IntlSOS 30 Years - From East to West - Page 127



06 Any Time, Any Place | RMSI – Helping People in Hostile Places
Major Milestone
RMSI –
Helping People in Hostile Places
Rob Lamb has been an officer in the Royal
Australian Navy and an intensive-care flight
paramedic; he ran a helicopter rescue base and has
a Master’s degree in Health Science. Above all he
describes himself as an adventurer. One of his
hobbies is BASE jumping.
In 2004 Rob worked in Iraq as an armed medic
for an Australian security company, contracted to
the US Department of Defense. He realised there
was a lack of medical support for the many foreign
civilian contractors working for the military.
Whilst many of them had insurance cover,
assistance companies had no providers in these
hostile territories. In some cases lives were lost
as a result. This inspired him to act and turn
his love of adventure into a new business.

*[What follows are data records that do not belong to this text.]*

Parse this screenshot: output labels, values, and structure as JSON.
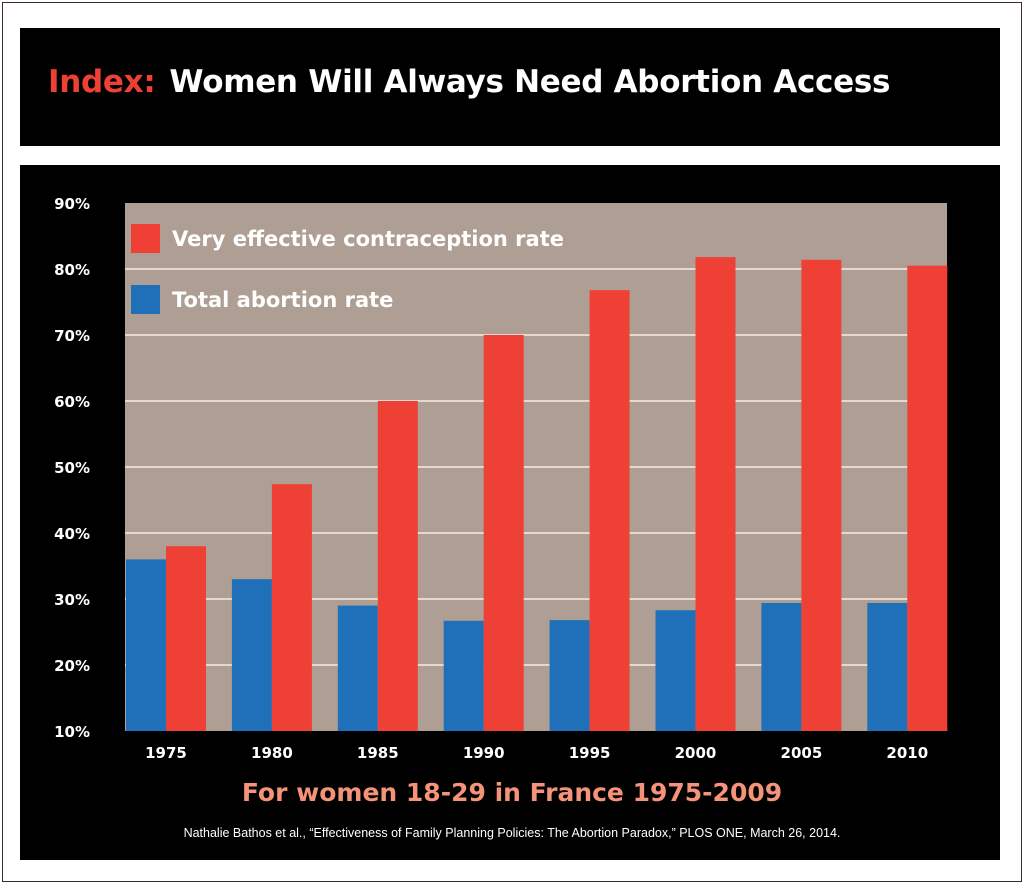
{
  "header": {
    "title_prefix": "Index:",
    "title_main": "Women Will Always Need Abortion Access"
  },
  "chart_data": {
    "type": "bar",
    "title": "Index: Women Will Always Need Abortion Access",
    "subtitle": "For women 18-29 in France 1975-2009",
    "source": "Nathalie Bathos et al., “Effectiveness of Family Planning Policies: The Abortion Paradox,” PLOS ONE, March 26, 2014.",
    "categories": [
      "1975",
      "1980",
      "1985",
      "1990",
      "1995",
      "2000",
      "2005",
      "2010"
    ],
    "series": [
      {
        "name": "Total abortion rate",
        "color": "#1f70b8",
        "values": [
          36,
          33,
          29,
          26.7,
          26.8,
          28.3,
          29.4,
          29.4
        ]
      },
      {
        "name": "Very effective contraception rate",
        "color": "#ef4036",
        "values": [
          38,
          47.4,
          60,
          70,
          76.8,
          81.8,
          81.4,
          80.5
        ]
      }
    ],
    "ylim": [
      10,
      90
    ],
    "yticks": [
      "10%",
      "20%",
      "30%",
      "40%",
      "50%",
      "60%",
      "70%",
      "80%",
      "90%"
    ],
    "grid": true,
    "legend_placement": "top-left",
    "plot_background": "#ae9e93"
  }
}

He decided to set up in Afghanistan. In 2006, with a
staff of just one paramedic, he developed a ground
and air ambulance service for expats in Kabul. Along
the way he met an International SOS manager and
offered his services. Looking a little sceptical, our
manager told Rob he would be interested once Rob
could prove that his operation – both staff and
equipment – met our stringent standards.
Rob carried on building his business. Soon he
had a clinic, a ground and air ambulance service in
Afghanistan, and a contract providing emergency
services for the US Department of Defense in Iraq.
The team was expanding rapidly with many
doctors, nurses and paramedics servicing a
growing client base.
Having met the standards required he became a
provider to International SOS.
In April 2010 Laurent Sabourin invited Rob to meet
him for lunch. Laurent said he was impressed with
Rob’s service and suggested taking the relationship
forward. In September Rob met Arnaud, Pascal and
Laurent in Paris. Rob found the synergy between
his three hosts ‘amazing’. Nervous of meeting this
successful trio, Rob had carefully prepared answers
to financial questions – an area he felt weak in. But
Arnaud put him immediately at ease, telling him:
“We want you for who you are and what you are
doing. We do not want you to change, we will
support you.” That proved to be the case.
Left: RMSI medical crash crew service transferring patients arriving
by Black Hawk helicopter to the US Military Casualty Support Hospital,
Al Assad Airbase, Iraq, 2009. Mass casualty incidents were a common
reality during the peak of the Iraq war, where RMSI were contracted
to support both military personnel and the contractor population.